Selain itu, kita juga perlu memperkuat hukum dan penegakannya. KDRT adalah kejahatan, dan pelakunya harus dihukum. Namun, banyak korban yang takut untuk melaporkan kekerasan yang mereka alami karena takut akan stigma dan konsekuensi sosial. Oleh karena itu, kita perlu menciptakan lingkungan yang aman dan mendukung bagi korban untuk berbicara dan mencari keadilan.
KDRT adalah masalah kita semua. Kita tidak bisa berpura-pura bahwa ini tidak terjadi, atau berpikir bahwa ini adalah masalah pribadi yang harus diselesaikan di balik pintu tertutup. Kita perlu berbicara tentang KDRT, mendengarkan korban, dan mengambil tindakan. Hanya dengan cara ini, kita dapat mengakhiri wabah diam ini dan memulihkan nilai-nilai kemanusiaan kita.
Namun, perlu diingat bahwa perubahan tidak akan terjadi dalam semalam. Ini adalah perjuangan jangka panjang yang membutuhkan komitmen dan kerja keras dari kita semua. Setiap dari kita memiliki peran dalam memerangi KDRT. Baik itu sebagai individu, anggota masyarakat, atau sebagai bagian dari organisasi dan institusi, kita semua memiliki tanggung jawab untukmelawan KDRT dan mendukung korban.
Sebagai individu, kita harus belajar untuk mengenali tanda-tanda KDRT dan tahu bagaimana cara melaporkannya. Kita juga harus berani berbicara ketika melihat atau mendengar tentang kekerasan dalam rumah tangga. Diam bukanlah pilihan. Diam berarti kita membiarkan kekerasan terjadi dan menjadi bagian dari masalah.
Sebagai anggota masyarakat, kita harus bekerja sama untuk menciptakan lingkungan yang aman dan mendukung bagi korban KDRT. Ini bisa berarti membantu korban untuk mencari bantuan profesional, memberikan dukungan emosional, atau bahkan memberikan tempat tinggal sementara. Kita juga harus berusaha untuk mengubah norma dan nilai-nilai sosial yang memungkinkan KDRT terjadi.
Sebagai bagian dari organisasi dan institusi, kita harus berusaha untuk membuat perubahan sistemik. Ini bisa berarti mendorong pemerintah untuk membuat dan menegakkan hukum yang melindungi korban KDRT, atau bekerja dengan sekolah dan universitas untuk menyediakan pendidikan tentang hak asasi manusia dan kesetaraan gender.
Selain itu, media juga memiliki peran penting dalam memerangi KDRT. Media memiliki kekuatan untuk membentuk opini publik dan mempengaruhi kebijakan. Oleh karena itu, media harus menggunakan kekuatan ini untuk memperjelas bahaya dan dampak KDRT, serta mendorong perubahan positif.
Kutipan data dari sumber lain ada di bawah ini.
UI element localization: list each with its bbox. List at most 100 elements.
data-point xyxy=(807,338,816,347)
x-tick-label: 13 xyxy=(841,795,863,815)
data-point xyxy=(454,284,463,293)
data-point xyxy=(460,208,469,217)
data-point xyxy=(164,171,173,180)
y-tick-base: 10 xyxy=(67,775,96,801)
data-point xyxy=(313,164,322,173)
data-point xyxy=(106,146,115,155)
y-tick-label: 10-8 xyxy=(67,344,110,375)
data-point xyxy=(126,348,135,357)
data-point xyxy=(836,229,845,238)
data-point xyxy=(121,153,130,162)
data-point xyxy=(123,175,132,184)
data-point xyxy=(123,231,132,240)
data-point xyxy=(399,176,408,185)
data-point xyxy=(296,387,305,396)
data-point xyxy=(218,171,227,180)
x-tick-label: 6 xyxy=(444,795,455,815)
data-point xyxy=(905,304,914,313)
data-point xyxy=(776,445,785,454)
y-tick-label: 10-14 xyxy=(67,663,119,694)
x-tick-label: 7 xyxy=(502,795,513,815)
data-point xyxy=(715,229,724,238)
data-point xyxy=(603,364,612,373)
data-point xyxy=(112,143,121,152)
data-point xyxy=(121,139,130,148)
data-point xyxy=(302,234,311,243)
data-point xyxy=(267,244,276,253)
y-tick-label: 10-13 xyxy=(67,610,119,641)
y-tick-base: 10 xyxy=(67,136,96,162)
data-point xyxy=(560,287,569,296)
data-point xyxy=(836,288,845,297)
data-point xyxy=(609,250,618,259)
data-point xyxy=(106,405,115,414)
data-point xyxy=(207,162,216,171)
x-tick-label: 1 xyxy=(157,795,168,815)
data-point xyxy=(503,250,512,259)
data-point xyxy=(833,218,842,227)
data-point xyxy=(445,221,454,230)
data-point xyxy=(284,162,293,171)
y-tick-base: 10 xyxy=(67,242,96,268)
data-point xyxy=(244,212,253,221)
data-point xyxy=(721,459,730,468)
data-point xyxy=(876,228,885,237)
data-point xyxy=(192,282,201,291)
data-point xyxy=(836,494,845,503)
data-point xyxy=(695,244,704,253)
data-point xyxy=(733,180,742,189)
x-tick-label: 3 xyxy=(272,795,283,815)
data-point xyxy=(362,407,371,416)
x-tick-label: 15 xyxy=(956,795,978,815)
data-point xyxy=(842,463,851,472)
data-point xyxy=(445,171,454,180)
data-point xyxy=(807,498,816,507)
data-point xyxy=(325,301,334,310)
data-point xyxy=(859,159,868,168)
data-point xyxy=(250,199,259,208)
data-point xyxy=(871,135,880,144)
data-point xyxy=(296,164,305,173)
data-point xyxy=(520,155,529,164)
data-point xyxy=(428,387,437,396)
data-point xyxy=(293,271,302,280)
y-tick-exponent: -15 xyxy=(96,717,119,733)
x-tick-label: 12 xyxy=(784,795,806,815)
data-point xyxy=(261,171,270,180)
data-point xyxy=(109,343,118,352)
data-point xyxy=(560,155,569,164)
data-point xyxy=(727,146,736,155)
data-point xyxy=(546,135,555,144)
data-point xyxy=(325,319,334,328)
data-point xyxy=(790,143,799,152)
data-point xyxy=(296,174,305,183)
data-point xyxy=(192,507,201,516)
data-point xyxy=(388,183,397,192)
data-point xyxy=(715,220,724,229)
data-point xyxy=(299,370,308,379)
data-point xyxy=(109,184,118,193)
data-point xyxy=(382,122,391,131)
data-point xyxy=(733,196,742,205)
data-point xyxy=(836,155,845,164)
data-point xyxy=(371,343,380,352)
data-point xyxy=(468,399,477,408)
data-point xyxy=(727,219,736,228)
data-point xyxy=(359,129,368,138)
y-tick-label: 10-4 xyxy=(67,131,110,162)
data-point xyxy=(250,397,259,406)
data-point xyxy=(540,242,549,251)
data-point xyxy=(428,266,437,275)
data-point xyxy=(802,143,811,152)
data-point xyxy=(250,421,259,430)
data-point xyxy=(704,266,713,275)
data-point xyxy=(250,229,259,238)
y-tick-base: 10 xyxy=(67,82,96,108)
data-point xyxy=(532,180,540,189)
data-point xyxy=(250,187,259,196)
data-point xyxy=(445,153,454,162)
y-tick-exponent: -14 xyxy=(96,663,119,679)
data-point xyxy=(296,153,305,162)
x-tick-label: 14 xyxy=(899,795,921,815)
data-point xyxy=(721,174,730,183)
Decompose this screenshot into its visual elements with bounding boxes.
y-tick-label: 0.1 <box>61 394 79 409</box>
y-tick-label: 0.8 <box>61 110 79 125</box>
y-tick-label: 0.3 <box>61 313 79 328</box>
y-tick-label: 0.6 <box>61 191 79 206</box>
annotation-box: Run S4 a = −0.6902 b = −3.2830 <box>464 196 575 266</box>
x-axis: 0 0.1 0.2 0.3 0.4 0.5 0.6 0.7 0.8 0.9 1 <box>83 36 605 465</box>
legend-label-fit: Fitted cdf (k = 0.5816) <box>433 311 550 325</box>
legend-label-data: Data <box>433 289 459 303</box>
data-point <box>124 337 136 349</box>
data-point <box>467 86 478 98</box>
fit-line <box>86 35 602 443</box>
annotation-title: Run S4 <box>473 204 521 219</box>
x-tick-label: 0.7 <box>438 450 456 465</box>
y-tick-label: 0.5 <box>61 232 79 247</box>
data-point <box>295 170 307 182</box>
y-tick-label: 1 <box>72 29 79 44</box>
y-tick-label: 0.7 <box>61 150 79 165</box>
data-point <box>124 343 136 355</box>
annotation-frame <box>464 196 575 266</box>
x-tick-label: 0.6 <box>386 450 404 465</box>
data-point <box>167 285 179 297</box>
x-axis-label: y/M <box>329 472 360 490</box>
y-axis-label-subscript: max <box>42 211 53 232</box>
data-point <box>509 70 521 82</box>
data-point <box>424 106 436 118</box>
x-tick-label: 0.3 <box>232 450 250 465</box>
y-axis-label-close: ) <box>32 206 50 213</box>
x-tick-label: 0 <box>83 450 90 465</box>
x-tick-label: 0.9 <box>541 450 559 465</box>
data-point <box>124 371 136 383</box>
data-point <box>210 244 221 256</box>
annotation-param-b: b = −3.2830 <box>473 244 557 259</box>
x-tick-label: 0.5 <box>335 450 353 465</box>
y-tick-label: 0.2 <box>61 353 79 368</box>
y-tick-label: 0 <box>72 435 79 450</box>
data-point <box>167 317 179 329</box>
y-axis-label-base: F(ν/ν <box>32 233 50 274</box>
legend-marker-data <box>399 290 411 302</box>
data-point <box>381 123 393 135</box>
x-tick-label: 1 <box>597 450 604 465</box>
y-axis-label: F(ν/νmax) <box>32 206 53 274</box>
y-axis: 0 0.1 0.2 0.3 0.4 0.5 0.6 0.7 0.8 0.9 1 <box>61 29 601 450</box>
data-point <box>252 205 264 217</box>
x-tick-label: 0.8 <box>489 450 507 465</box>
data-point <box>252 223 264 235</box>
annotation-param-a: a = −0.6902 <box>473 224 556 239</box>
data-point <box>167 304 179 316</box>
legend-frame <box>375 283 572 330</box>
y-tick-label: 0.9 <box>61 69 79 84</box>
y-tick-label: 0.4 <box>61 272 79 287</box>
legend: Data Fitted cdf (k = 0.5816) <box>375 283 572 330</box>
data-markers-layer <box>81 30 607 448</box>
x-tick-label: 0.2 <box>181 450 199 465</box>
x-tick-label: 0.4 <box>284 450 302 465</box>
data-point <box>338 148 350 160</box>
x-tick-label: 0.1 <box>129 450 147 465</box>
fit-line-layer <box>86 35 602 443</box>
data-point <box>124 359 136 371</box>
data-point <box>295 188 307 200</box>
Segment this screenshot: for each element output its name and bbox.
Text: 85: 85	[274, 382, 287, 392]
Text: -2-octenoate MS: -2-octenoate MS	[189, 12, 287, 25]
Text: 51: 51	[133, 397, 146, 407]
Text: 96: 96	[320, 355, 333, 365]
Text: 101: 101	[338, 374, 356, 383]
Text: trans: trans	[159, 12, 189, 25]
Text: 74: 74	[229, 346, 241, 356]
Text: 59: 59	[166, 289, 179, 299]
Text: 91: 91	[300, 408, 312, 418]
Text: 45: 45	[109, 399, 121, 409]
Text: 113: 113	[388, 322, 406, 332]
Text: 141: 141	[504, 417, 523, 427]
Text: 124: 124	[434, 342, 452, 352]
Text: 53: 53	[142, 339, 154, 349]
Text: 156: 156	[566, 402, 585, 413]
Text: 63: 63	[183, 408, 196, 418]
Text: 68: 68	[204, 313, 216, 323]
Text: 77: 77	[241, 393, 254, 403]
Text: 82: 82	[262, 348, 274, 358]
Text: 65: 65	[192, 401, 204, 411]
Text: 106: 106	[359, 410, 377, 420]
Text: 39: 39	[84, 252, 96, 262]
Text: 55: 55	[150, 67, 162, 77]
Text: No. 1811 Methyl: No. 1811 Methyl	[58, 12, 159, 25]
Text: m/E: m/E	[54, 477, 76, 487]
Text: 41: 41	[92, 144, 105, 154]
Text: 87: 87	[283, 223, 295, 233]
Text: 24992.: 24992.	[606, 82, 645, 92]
Akhirnya, kita harus ingat bahwa korban KDRT bukanlah statistik atau angka. Mereka adalah individu dengan harapan, impian, dan hak untuk hidup bebas dari kekerasan. Setiap korban KDRT adalah bukti bahwa kita masih memiliki banyak pekerjaan yang harus dilakukan. Namun, setiap korban yang berbicara, setiap pelaku yang dihukum, dan setiap perubahan yang kita buat adalah bukti bahwa kita bisa mengakhiri KDRT.
KDRT adalah wabah diam yang menggerogoti nilai-nilai kemanusiaan kita. Namun, dengan keberanian, komitmen, dan kerja keras, kita bisa mengakhiri wabah ini dan memulihkan nilai-nilai kemanusiaan kita. Mari kita berbicara tentang KDRT, mendengarkan korban, dan mengambil tindakan. Hanya dengan cara ini, kita dapat menciptakan dunia yang lebih baik dan lebih aman untuk kita semua.